Christine Pressman, owner of Foggy Hill Farms, and a former employee at Jaffrey Public Library, said when Perrin contacted her about the possibility of donating produce for the Farm Fresh Checkout program, she didn’t give it a second thought.

“If Julie asks, you say ‘yes,’ and obviously this is a subject that’s near and dear to my heart. It’s a world-class library, in my opinion, and the work they’re doing to expand what ‘literacy’ is to ensuring people understand eco-literacy and agro-literacy is fantastic,” Pressman said. “The library also serves a huge role for our school kids who come out of school at 3 p.m., and don’t have a clear other place to go.”

The library had previously run an afternoon snack program for school-aged children on Wednesdays, which has switched to a “to-go” bag of snacks, provided by the local food pantry, during the pandemic. Pressman said the Farm Fresh Checkout is a way to extend the reach of that program.

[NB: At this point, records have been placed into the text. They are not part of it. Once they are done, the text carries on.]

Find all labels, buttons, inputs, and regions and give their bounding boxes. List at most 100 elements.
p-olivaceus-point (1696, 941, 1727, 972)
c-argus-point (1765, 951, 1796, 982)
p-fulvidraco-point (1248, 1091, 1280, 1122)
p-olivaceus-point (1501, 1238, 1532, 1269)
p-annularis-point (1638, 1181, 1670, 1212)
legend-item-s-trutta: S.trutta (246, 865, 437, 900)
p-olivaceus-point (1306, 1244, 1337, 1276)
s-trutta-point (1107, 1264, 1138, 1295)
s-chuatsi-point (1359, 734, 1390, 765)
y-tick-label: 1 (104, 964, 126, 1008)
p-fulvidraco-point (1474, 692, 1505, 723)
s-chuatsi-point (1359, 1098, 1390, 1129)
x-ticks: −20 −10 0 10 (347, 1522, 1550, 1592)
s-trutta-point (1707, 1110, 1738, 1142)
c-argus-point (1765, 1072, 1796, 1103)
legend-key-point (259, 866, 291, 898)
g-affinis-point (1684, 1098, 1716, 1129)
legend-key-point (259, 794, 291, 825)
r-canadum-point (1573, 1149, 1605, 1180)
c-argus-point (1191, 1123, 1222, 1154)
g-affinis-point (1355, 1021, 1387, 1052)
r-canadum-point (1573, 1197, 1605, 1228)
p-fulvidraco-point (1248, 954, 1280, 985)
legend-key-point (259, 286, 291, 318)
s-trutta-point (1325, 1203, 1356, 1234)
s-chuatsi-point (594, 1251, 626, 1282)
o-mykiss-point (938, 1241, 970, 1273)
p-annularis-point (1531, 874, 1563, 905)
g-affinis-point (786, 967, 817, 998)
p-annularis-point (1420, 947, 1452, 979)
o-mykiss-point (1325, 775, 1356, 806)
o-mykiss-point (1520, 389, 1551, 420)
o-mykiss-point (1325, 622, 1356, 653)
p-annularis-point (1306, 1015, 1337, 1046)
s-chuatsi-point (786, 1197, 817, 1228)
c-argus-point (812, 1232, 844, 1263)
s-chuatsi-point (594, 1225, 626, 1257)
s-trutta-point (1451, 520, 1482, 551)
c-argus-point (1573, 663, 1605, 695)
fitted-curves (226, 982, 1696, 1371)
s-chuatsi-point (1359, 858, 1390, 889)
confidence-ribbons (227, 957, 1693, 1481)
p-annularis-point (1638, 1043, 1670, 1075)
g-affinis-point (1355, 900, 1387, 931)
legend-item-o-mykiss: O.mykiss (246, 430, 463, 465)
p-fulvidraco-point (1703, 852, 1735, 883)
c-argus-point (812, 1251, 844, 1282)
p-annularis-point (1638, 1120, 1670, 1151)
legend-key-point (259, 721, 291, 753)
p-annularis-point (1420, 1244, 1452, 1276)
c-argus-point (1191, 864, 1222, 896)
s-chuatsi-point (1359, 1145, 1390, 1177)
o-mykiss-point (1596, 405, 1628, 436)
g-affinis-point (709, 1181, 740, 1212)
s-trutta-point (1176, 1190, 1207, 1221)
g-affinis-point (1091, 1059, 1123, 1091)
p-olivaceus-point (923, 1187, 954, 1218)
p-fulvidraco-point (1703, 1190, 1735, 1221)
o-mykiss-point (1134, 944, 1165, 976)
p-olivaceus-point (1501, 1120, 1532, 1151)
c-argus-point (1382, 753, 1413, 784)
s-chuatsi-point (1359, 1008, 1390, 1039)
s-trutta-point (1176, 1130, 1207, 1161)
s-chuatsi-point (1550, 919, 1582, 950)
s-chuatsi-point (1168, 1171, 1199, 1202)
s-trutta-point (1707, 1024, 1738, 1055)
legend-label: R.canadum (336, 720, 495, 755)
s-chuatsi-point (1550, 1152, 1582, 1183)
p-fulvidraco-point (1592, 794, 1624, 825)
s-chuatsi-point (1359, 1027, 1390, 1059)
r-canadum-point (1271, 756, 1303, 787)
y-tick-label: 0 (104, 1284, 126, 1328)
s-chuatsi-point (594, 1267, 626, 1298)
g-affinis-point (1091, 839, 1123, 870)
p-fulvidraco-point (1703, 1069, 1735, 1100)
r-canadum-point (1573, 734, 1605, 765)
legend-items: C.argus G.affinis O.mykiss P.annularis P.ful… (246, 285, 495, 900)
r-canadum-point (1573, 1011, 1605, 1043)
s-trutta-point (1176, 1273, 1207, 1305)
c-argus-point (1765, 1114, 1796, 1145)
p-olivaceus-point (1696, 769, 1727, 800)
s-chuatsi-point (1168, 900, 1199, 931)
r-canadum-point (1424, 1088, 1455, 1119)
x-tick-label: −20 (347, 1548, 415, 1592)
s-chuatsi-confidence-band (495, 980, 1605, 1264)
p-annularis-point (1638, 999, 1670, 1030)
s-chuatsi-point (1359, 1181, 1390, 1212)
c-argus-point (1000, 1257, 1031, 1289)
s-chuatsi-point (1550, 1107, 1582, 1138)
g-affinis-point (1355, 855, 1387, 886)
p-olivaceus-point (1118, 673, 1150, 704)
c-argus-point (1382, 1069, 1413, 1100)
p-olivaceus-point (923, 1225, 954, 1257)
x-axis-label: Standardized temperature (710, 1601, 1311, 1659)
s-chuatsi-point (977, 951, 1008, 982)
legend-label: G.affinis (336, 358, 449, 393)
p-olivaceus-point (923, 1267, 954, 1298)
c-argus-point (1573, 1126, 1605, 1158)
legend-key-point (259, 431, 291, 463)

“It really is a natural step for the library, as well as supporting local farms and educating their population about local farms and farmers, in a way that’s not just a brochure,” Pressman said. “In addition to educating the public, they’re also, quite frankly, feeding people and helping to close that food insecurity gap that exists quietly in the community. I love the idea of kids snacking on fresh veggies.”

Perrin said the programs have grown naturally over several years, and that’s how she’d like to see it continue to grow. The Learning Garden has been integrated into the library’s outdoor story times – children picked from the blueberry bush after reading the picture book “Blueberries for Sal,” for example – and in the fall, the library plans to create slides with pieces of Learning Garden flowers to add to their STEAM program microscopes for children to examine.

Perrin said many of these programs have some initial cost, but very little to maintain, and can easily be used to build the knowledge of the children in the community of the importance of agriculture and supporting local farmers.

“This is an easy win for a community in need, and a great way to promote health literacy and support local agriculture,” Perrin said.